La contribuente aveva eccepito l'inesistenza parziale della pretesa tributaria relativa ad IMU 2014 e Tasi
2018 , in quanto già annullata in sede giudiziaria;
per i crediti restanti aveva dedotto l'omessa notifica degli atti prodromici;
la prescrizione e decadenza delle pretese tributarie;
la carenza di motivazione e di indicazione del calcolo degli interessi;
la carenza di potere della concessionaria SO.G.E.T. SPA.
La Corte di primo grado aveva ritenuto non correttamente instaurato il contraddittorio in quanto il ricorso era stato notificato solo al concessionario e non anche all'ente impositore, in violazione della nuova fattispecie di litisconsorzio necessario introdotta dal d.lgs. 30.12.2023 n. 220, in vigore dal 4 gennaio 2024, mediante la novella dell'art. 14 d.lgs. n. 546 del 1992, a norma del quale nel caso di vizi di notificazione eccepiti nei riguardi di un atto presupposto emesso da un soggetto diverso da quello che ha emesso l'atto impugnato il ricorso è sempre proposto nei confronti di entrambi i soggetti.
L'appellante contestava l'esistenza di un litisconsorzio necessario ed in ogni caso eccepiva che, in violazione dell'art. 14 del d.lgs. n. 542 del 1992, non era stata disposta l'integrazione del contraddittorio;
riproponeva i motivi di cui al ricorso di primo grado e ne chiedeva l'accoglimento, vinte le spese.
Il Comune convenuto in sede di controdeduzioni chiedeva la conferma della sentenza impugnata;
le parti depositavano memoria.
Fissata l'udienza di trattazione, all'esito della camera di consiglio, la Corte assumeva la causa in decisione.
MOTIVI DELLA DECISIONE
Preliminarmente, a fronte di un ricorso notificato in data 17-1-2024 in cui si contesta per una parte dei crediti l'omessa notifica degli atti presupposti, va confermata la sussistenza di un litisconsorzio necessario tra la concessionaria Soget s.p.a. e l'ente impositore, il Comune di Castellamare di Stabia.
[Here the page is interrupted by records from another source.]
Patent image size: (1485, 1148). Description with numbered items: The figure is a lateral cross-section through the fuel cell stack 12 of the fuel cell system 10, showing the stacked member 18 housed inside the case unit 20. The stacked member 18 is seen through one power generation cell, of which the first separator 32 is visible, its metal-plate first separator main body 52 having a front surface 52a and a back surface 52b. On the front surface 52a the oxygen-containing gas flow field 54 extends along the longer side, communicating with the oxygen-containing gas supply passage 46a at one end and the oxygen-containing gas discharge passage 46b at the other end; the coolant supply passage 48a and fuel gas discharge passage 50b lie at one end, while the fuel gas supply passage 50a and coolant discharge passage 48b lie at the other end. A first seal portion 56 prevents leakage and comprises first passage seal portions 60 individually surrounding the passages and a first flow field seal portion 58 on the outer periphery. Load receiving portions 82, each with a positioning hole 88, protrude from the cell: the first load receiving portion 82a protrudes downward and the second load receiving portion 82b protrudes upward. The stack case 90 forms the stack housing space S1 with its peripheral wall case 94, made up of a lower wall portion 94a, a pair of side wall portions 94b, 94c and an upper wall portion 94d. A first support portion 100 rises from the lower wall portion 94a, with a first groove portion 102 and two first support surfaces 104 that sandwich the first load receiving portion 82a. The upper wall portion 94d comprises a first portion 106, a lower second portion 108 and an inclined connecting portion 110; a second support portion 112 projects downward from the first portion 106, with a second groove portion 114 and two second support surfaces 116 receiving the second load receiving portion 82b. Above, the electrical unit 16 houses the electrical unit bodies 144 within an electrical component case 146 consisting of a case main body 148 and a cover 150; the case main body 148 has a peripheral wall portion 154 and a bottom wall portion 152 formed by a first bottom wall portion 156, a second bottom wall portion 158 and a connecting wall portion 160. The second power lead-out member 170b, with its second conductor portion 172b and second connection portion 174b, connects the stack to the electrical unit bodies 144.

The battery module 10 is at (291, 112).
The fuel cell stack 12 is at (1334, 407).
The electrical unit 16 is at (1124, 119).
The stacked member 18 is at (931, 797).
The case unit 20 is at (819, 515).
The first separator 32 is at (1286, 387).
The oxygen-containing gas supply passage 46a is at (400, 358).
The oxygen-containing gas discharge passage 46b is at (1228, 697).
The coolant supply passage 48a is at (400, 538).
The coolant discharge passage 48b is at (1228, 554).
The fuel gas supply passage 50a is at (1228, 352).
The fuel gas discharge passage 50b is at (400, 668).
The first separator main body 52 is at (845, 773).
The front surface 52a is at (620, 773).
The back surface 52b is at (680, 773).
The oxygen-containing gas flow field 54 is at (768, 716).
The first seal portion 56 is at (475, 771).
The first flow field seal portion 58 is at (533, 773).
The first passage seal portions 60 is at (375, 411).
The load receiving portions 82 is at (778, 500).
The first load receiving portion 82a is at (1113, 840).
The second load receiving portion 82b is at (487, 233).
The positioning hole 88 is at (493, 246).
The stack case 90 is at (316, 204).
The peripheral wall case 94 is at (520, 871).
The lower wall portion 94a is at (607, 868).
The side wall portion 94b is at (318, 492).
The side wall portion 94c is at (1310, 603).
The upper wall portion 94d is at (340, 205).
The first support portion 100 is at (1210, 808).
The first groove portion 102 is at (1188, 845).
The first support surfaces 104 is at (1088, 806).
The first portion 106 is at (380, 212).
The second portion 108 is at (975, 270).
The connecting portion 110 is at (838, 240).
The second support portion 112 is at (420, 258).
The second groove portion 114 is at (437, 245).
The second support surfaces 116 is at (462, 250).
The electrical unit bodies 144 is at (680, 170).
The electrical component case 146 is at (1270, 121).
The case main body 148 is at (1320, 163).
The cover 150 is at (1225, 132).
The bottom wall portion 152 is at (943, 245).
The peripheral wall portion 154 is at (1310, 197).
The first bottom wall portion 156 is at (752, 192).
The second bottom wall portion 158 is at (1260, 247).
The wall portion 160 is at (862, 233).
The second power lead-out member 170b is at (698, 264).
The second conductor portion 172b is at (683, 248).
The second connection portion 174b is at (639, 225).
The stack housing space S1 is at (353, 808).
Deve infatti trovare applicazione, ratione temporis, l'art. 4, comma 2, del d.lgs. 30 dicembre 2023, n. 220 secondo cui dal 5 gennaio 2024, entrando in vigore il nuovo art. 14, comma 6-bis, d.lgs. n. 546/1992, «in caso di vizi della notificazione eccepiti nei riguardi di un atto presupposto emesso da un soggetto diverso da quello che ha emesso l'atto impugnato, il ricorso è sempre proposto nei confronti di entrambi i soggetti».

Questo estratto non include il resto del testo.